Expert Interview Series: Geoff Watts of Inspect and Adapt About Leadership and Self-Organising Teams

December 18th, 2016 Published by Geoff Watts

I was recently approached by intelligent leadership and corporate culture authority, John Mattone, to be part of his ‘Expert Interview’ series. We talked leadership development and self-organising teams. Here are his first few questions:

Why did you name your leadership development company “Inspect and Adapt?”

We operate in a complicated and ever-changing world, where what was relevant last year may not be applicable today. Leaders who flourish (and products that succeed) are those that recognize this reality and have the discipline to continuously improve. The best way to improve – be it a product, a process, or ourselves – is to regularly inspect what we are doing, how we are doing it, and what is happening around us and then adapt accordingly.

Inspect and Adapt seemed an appropriate name for a company that is built around helping leaders, teams, and organizations grow from good to great by doing just that.

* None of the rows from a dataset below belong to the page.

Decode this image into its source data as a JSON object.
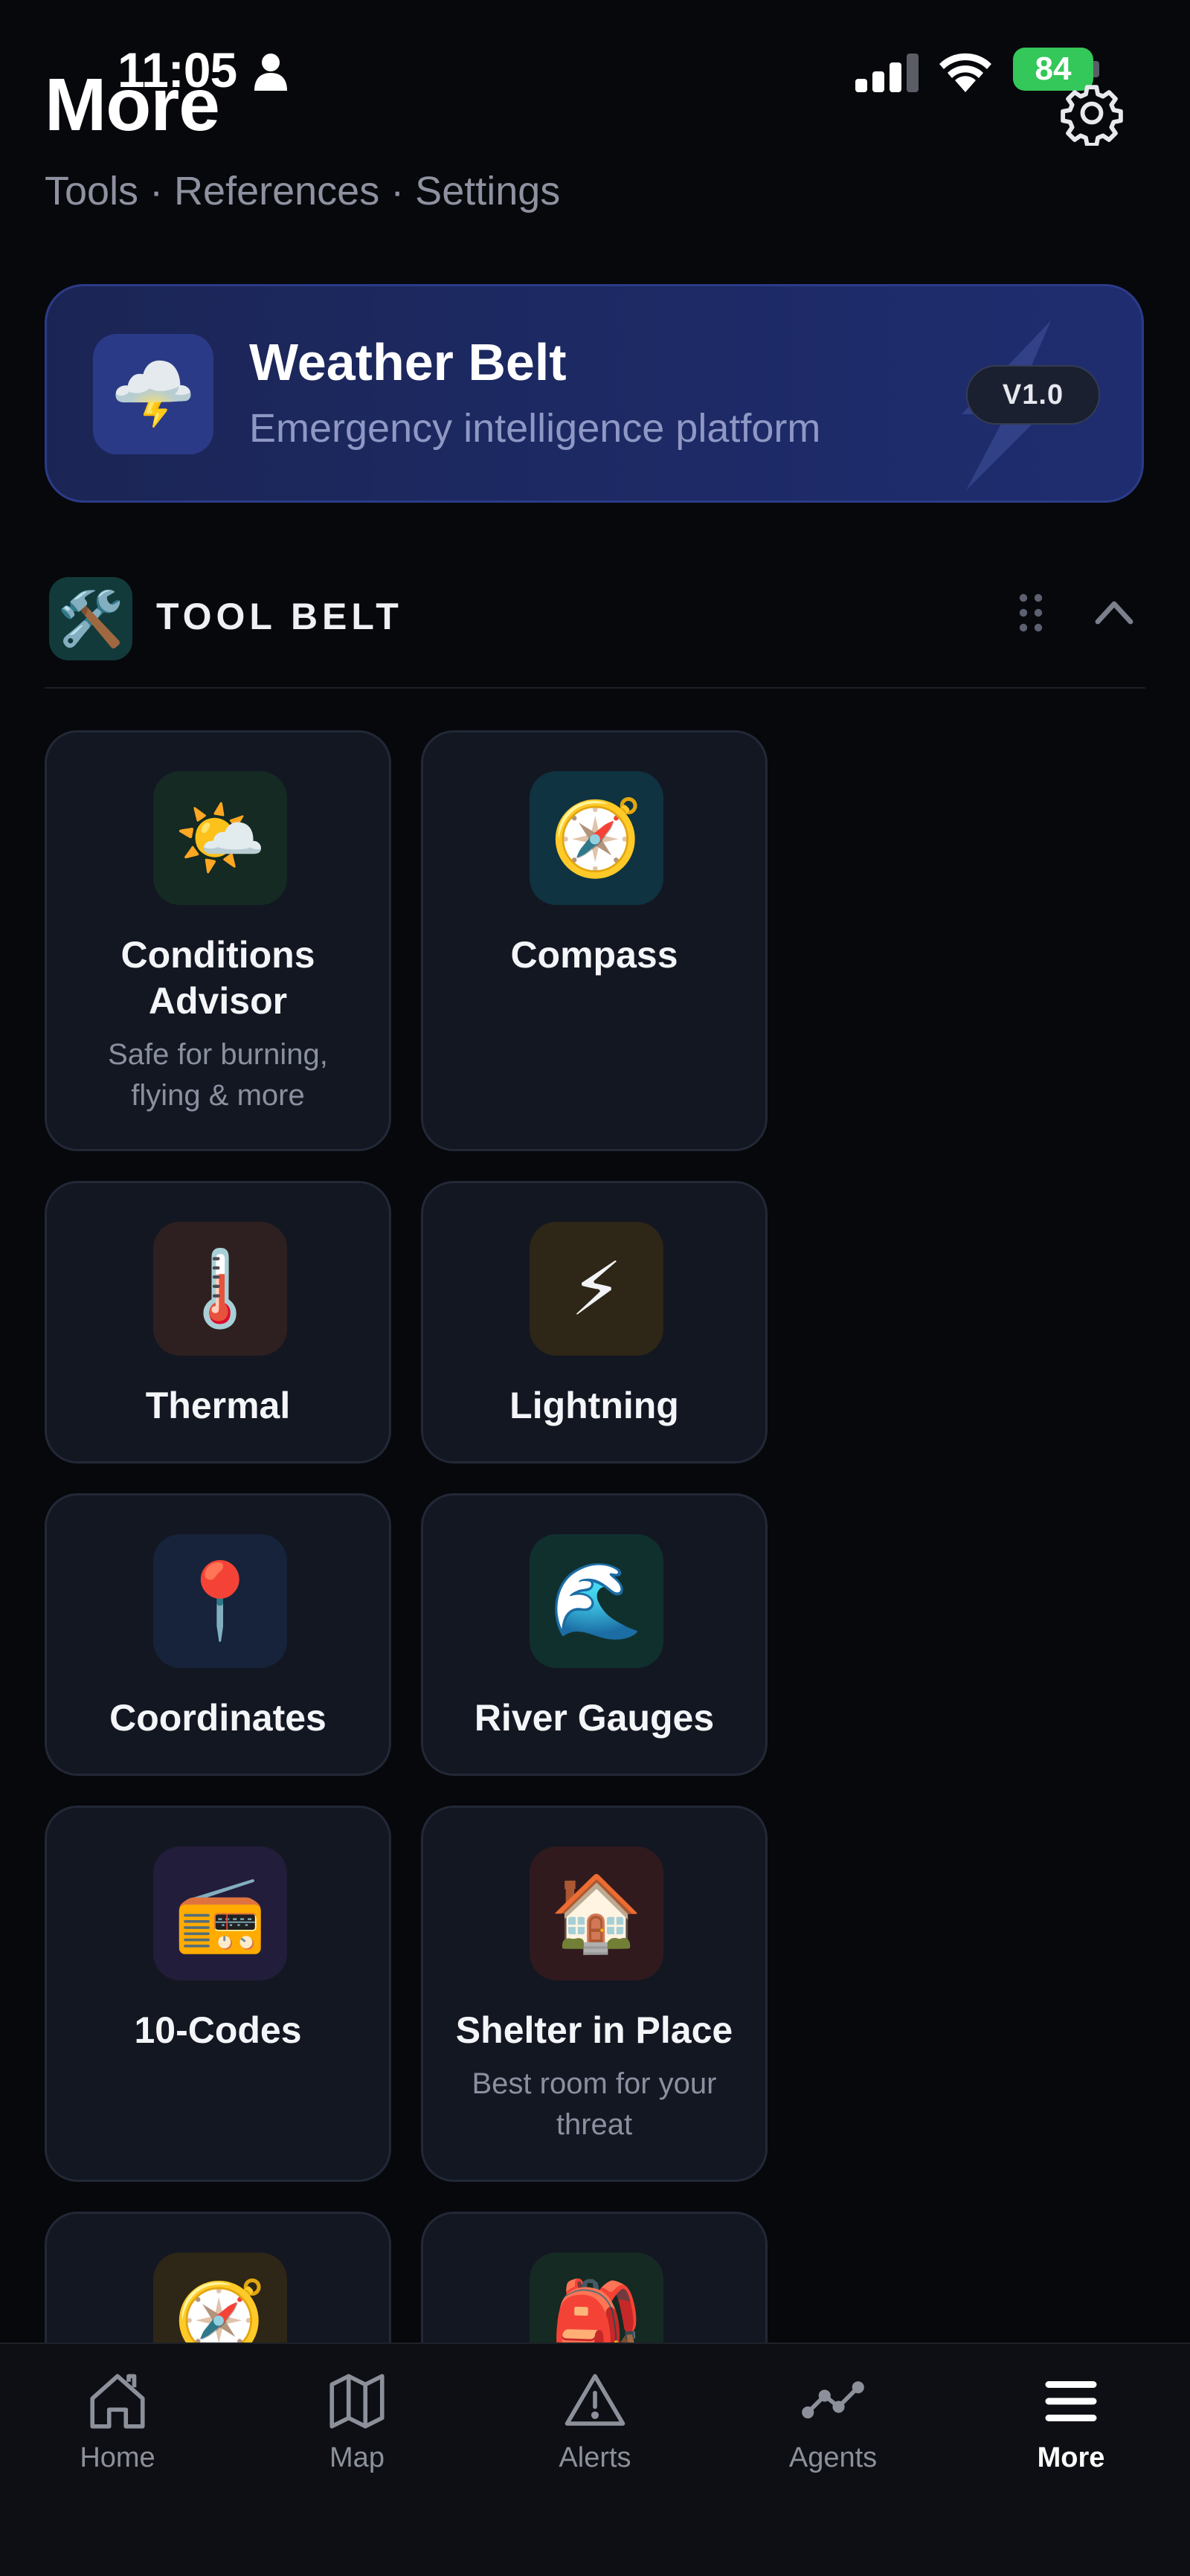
{
  "status_bar": {
    "time": "11:05",
    "battery": "84",
    "icons": [
      "person-icon",
      "cellular-signal-icon",
      "wifi-icon",
      "battery-charging-icon"
    ]
  },
  "header": {
    "title": "More",
    "subtitle": "Tools · References · Settings",
    "settings_icon": "gear-icon"
  },
  "banner": {
    "title": "Weather Belt",
    "subtitle": "Emergency intelligence platform",
    "version": "V1.0",
    "icon": "cloud-lightning-icon",
    "emoji": "🌩️"
  },
  "section": {
    "title": "TOOL BELT",
    "icon": "hammer-wrench-icon",
    "emoji": "🛠️",
    "collapsed": false
  },
  "tools": [
    {
      "name": "Conditions\nAdvisor",
      "desc": "Safe for burning, flying & more",
      "emoji": "🌤️",
      "icon": "sun-cloud-icon",
      "tile": "#142a22"
    },
    {
      "name": "Compass",
      "desc": "",
      "emoji": "🧭",
      "icon": "compass-icon",
      "tile": "#0f3340"
    },
    {
      "name": "Thermal",
      "desc": "",
      "emoji": "🌡️",
      "icon": "thermometer-icon",
      "tile": "#2e2020"
    },
    {
      "name": "Lightning",
      "desc": "",
      "emoji": "⚡",
      "icon": "lightning-icon",
      "tile": "#2e2616"
    },
    {
      "name": "Coordinates",
      "desc": "",
      "emoji": "📍",
      "icon": "pin-icon",
      "tile": "#16233a"
    },
    {
      "name": "River Gauges",
      "desc": "",
      "emoji": "🌊",
      "icon": "wave-icon",
      "tile": "#10302e"
    },
    {
      "name": "10-Codes",
      "desc": "",
      "emoji": "📻",
      "icon": "radio-icon",
      "tile": "#221d3a"
    },
    {
      "name": "Shelter in Place",
      "desc": "Best room for your threat",
      "emoji": "🏠",
      "icon": "house-icon",
      "tile": "#301a1e"
    },
    {
      "name": "",
      "desc": "",
      "emoji": "🧭",
      "icon": "compass-icon",
      "tile": "#2e2616"
    },
    {
      "name": "",
      "desc": "",
      "emoji": "🎒",
      "icon": "backpack-icon",
      "tile": "#142a22"
    }
  ],
  "tabbar": {
    "active": "More",
    "tabs": [
      {
        "label": "Home",
        "icon": "home-icon"
      },
      {
        "label": "Map",
        "icon": "map-icon"
      },
      {
        "label": "Alerts",
        "icon": "alert-triangle-icon"
      },
      {
        "label": "Agents",
        "icon": "agents-graph-icon"
      },
      {
        "label": "More",
        "icon": "menu-icon"
      }
    ]
  }
}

What are some of the main problems that your clients are bringing to you regarding their career paths?

Interestingly, the most common problem that clients are bringing to me is that the skills they acquired to help them succeed in the past are no longer working as well for them now. Historically, products were largely built in a waterfall manner, going through a number of phased delivery gates from requirements gathering through to analysis and design, and then development, testing and eventually delivery.

Nowadays, though, it is rare that we have the luxury of time or the ability to predict the future well enough to indulge ourselves in that process; and so organizations are adopting a more “agile” way of delivering which requires regular delivery of increments of value, short batches of delivery, and feedback. This more agile way of working requires a completely different leadership style and engagement model – one that encourages people to proactively engage as members of highly collaborative teams. This is a hard adjustment for many, since it often requires people to change deep-seated (sometimes even subconscious) habits.

Since you try to help clients “master the traits that trap them,” could you tell us precisely what that means?

What I mean by this is that our strengths can easily become our weaknesses. Here’s an example: many leaders happily define themselves as “a bit of a perfectionist.” After all, perfectionism as a trait has a number of advantages that many leaders have used successfully over their careers to help them achieve success. For instance, being “a bit of a perfectionist” might help leaders develop a reputation of quality and integrity, as perfectionists tend to set high standards for themselves and those around them. Holding themselves and others accountable often yields great results, typically at a fast pace.

However, this same perfectionism can be overdone so that the very trait that helped them become successful can suddenly start holding them back. Too much perfectionism can lead to burnout and to procrastination. At the same time, when team members feel daunted by the high standards that are being set by a perfectionist leader, it can hinder their creativity and level of engagement.

When I’m helping admitted perfectionists master the traits that trap them, I don’t ask them to stop being perfectionists, but instead encourage them to bring that trait back into balance and to harness the positive effects while limiting the harmful aspects.

Interestingly, the most common trait that traps people is what has become known as the “impostor syndrome.” In fact, studies have shown that up to 70% of people have experienced this feeling at some point in their careers. People with an overdone impostor syndrome tend to feel like frauds, as if they have gotten to where they are primarily based on circumstance, luck, and other people’s contributions. People who feel like imposters rarely give themselves credit for their own positive qualities or successes; they genuinely believe that any day now they will be “found out.”

I would want to emphasize the positive aspects of this trait – most notably, humility and a strong sense of diligence and hard work – while encouraging them to internalize their successes to help mitigate the more negative consequences, including a chronic anxiety caused by insecurity and a lack of self-confidence that would accompany this misconception.